L’approccio osservato finora nelle opere pubbliche si ripete anche nei lavori privati e domestici. Ad esempio, la serie “Orizzonte”, iniziata nel 1987, è composta da lastre di vetro di diversi formati e dimensioni, dipinte sul retro per metà con pittura bianca e per metà nera. Lavori asciutti e semplici davanti ma ricchi di scritte e impronte digitali sul retro.
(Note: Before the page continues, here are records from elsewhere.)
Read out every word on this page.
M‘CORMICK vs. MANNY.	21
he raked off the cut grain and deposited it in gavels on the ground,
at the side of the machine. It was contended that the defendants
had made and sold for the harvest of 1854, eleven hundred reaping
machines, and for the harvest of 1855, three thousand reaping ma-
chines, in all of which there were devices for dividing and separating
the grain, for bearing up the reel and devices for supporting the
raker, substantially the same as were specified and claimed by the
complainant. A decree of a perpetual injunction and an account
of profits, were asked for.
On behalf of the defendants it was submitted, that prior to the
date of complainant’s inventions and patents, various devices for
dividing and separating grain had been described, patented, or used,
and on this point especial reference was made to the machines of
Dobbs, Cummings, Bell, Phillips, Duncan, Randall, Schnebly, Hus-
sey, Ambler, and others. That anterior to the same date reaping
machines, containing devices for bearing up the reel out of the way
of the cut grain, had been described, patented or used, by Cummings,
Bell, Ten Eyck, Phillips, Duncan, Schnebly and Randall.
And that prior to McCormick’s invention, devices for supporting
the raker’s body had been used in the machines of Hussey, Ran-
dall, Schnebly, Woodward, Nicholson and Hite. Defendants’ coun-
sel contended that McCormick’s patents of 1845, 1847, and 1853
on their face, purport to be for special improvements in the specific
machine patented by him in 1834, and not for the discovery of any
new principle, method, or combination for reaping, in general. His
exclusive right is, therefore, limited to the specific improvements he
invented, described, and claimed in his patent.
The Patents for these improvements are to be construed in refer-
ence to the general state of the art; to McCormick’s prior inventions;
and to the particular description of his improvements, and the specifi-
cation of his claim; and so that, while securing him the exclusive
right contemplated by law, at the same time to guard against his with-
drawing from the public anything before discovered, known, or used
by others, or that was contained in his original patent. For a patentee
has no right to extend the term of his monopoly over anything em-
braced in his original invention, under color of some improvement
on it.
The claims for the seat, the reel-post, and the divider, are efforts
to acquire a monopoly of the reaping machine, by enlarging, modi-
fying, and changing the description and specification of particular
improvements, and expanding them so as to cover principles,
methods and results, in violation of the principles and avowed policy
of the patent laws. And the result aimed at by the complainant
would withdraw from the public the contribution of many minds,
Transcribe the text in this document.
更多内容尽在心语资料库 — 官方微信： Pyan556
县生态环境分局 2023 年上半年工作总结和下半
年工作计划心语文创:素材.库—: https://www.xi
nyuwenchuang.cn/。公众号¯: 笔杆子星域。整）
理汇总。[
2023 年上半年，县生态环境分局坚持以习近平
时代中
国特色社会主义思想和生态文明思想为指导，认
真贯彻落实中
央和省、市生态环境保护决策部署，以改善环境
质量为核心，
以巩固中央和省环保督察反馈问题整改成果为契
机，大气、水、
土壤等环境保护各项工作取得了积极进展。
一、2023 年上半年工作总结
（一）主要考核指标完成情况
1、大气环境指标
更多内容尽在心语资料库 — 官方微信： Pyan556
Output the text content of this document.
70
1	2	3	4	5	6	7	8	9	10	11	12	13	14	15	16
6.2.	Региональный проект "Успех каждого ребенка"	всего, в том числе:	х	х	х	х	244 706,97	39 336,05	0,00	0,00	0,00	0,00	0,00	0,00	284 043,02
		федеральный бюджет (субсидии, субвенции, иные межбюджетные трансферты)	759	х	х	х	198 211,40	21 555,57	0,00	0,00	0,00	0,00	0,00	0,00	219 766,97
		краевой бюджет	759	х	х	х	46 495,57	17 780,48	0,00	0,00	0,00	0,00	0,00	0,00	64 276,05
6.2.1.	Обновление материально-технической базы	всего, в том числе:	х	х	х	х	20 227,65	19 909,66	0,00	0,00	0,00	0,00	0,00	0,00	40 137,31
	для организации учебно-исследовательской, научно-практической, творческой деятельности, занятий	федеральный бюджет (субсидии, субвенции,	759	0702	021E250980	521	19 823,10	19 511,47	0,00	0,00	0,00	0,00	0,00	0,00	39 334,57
Ciascuna opera esiste in virtù della relazione con un committente/collezionista (il cui nome è riportato nel titolo), intesa come una unione ipotetica e futura di tutte le lastre, un asse simbolico di tutti i legami professionali e affettivi della propria carriera. “Quando realizzo un nuovo ‘Orizzonte’ – afferma – immagino sempre che quella linea retta possa uscire dal mio studio, entrare nelle case dei collezionisti e congiungersi alle altre, a costituire l’orizzonte ‘ideale’ della mia vita, l’unione di tutti coloro che amano e sostengono il mio lavoro”.
Alberto Garutti, Orizzonte, 1997. Courtesy Studio d’Arte Martini 2021
Il critico, etico e poetico Alberto Garutti scompare a Milano, il 24 giugno 2023, all’età di 75 anni, lasciando un grande vuoto nel mondo dell’arte ma anche il ricordo di essere stato uno tra i più grandi e influenti maestri contemporanei italiani al mondo, dotato di uno sguardo e una sensibilità unica e convinto che l’arte contenesse il senso mistico della natura.